Le psychologue ou le «nègre de service»
Tous sont unanimes qu’il y a lieu de «rendre aussi hommage à quelqu’un pour sa contribution inestimable à notre succès». Chacun séparément, nos 5 nouveaux agrégés au concours d’agrégation du Cames édition 2011 n’ont de cesse de marteler ce témoignage. «Quand, à l’une phase du concours, on est amené à tirer au sort un sujet puis à devoir le traiter pendant 8 heures de temps, embastillé comme un otage, il faut bien quelqu’un de cran à l’issue de l’épreuve pour vous récupérer et vous donner envie de poursuivre», enchaine un nouvel agrégé qui campe le débat à propos de ce «quelqu’un». Et la seule femme du groupe, le professeur Judith-Monique Baï Glidja, de raconter: «En plus de lui, j’ai mon chapelet et mes prières et je me savais soutenue par celles des membres de ma communauté religieuse. Et pour ne pas vous mentir, à des moments donnés, vous avez l’impression que ça ne va pas du tout. Je me rappelle qu’à un moment donné, je n’avais plus du tout d’énergie alors que je n’avais pas de raison de ne pas en avoir. Cela s’explique par le fait que j’avais finis une épreuve le jeudi et jusqu’au dimanche je me sentais comme quelqu’un qui n’avait plus d’énergie. Et c’est Dieu qui a fait son œuvre au moment où on s’y attend le moins. Je me rappelle encore qu’à la présentation de nos loges, quand j’écrivais mon thème au tableau, j’avais le stress, j’avais soif, j’ai failli dire aux membres du jury donnez-moi du temps, je veux prendre de l’eau. Mais je ne l’ai pas dis car ce sont des gens très rigoureux».

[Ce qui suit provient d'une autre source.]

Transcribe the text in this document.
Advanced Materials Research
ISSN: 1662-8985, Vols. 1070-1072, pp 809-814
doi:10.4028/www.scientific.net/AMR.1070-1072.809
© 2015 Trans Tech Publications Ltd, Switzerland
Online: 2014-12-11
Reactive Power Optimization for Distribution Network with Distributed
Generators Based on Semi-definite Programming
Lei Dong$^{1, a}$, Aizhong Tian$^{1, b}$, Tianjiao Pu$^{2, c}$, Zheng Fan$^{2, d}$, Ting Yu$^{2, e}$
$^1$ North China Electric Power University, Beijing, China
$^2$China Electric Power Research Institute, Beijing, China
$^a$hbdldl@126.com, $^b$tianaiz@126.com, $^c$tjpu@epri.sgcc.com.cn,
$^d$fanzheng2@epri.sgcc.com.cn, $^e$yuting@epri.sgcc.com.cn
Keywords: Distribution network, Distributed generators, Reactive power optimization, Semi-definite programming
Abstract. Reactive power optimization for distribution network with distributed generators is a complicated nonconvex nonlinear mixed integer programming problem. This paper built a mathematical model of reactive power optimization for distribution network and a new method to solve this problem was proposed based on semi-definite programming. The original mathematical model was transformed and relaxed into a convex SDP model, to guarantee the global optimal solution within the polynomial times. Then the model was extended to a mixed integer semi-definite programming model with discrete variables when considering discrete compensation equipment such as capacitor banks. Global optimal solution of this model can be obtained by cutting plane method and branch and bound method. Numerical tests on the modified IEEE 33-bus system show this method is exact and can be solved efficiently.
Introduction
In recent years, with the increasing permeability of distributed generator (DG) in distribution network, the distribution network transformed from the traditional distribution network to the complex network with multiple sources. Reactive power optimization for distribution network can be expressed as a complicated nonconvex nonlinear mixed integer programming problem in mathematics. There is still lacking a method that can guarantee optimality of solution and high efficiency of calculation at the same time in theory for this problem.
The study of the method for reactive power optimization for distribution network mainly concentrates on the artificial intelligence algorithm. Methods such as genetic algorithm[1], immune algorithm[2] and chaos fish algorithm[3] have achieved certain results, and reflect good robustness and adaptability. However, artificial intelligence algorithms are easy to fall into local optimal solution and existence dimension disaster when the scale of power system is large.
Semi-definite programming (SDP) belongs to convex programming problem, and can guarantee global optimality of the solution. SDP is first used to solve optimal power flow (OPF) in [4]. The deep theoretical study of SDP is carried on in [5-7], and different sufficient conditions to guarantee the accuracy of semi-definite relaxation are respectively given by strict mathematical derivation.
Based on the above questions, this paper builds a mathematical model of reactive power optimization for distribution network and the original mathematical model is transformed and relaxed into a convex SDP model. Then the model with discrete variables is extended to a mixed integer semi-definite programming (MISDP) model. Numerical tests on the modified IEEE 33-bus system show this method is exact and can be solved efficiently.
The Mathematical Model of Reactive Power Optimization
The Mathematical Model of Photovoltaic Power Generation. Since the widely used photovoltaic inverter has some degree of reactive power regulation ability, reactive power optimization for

D’avoir été dans tous ces états non enviables, vécus et ci-dessus décrits par Mme Glidja, il y a lieu de souhaiter se faire accompagner psychologiquement par ce «quelqu’un», le «nègre de service» qui devait tout leur apporter et répondre à tous leurs besoins.
En poussant la curiosité, on découvre que ce quelqu’un de capital dans l’aboutissement de leur carrière n’est personne d’autre que le jeune professeur d’économie et directeur de l’Ecole doctorale des sciences économiques et de gestion de l’Université d’Abomey-Calavi (Uac). Le professeur Charlemagne Igué, pour ne pas le nommer est, lui-même agrégé de l’édition 2009. Il n’est pas moins fier de revenir à Cotonou, en ayant rempli une mission de portée nationale et historique. C’est lui que son ainé, le professeur Amoussouga, a proposé à l’attention du Rectorat de l’Uac -qui la confirmé- en qualité d’accompagnateur psychologique de la participation au concours des candidats des filières sciences économique et de gestion. Sur le terrain, le professeur Igué a dû aller au-delà de son champs d’intervention pour s’occuper des candidats des filières de droit, dont l’accompagnateur psychologique désigné, le professeur Gbago Barnabé Georges, est arrivé aux phases du concours plus tard que prévu pour ensuite repartir d’Abidjan, avant la fin des épreuves, abandonnant ainsi ses «brebis» en ayant sans doute laissé la consigne à son collègue. Dans tous les cas, ce dernier a assumé comme attendu, le travail de coaching sur le plan moral des abrégeables qu’étaient nos jeunes professeurs, désormais devenus de rang magistral.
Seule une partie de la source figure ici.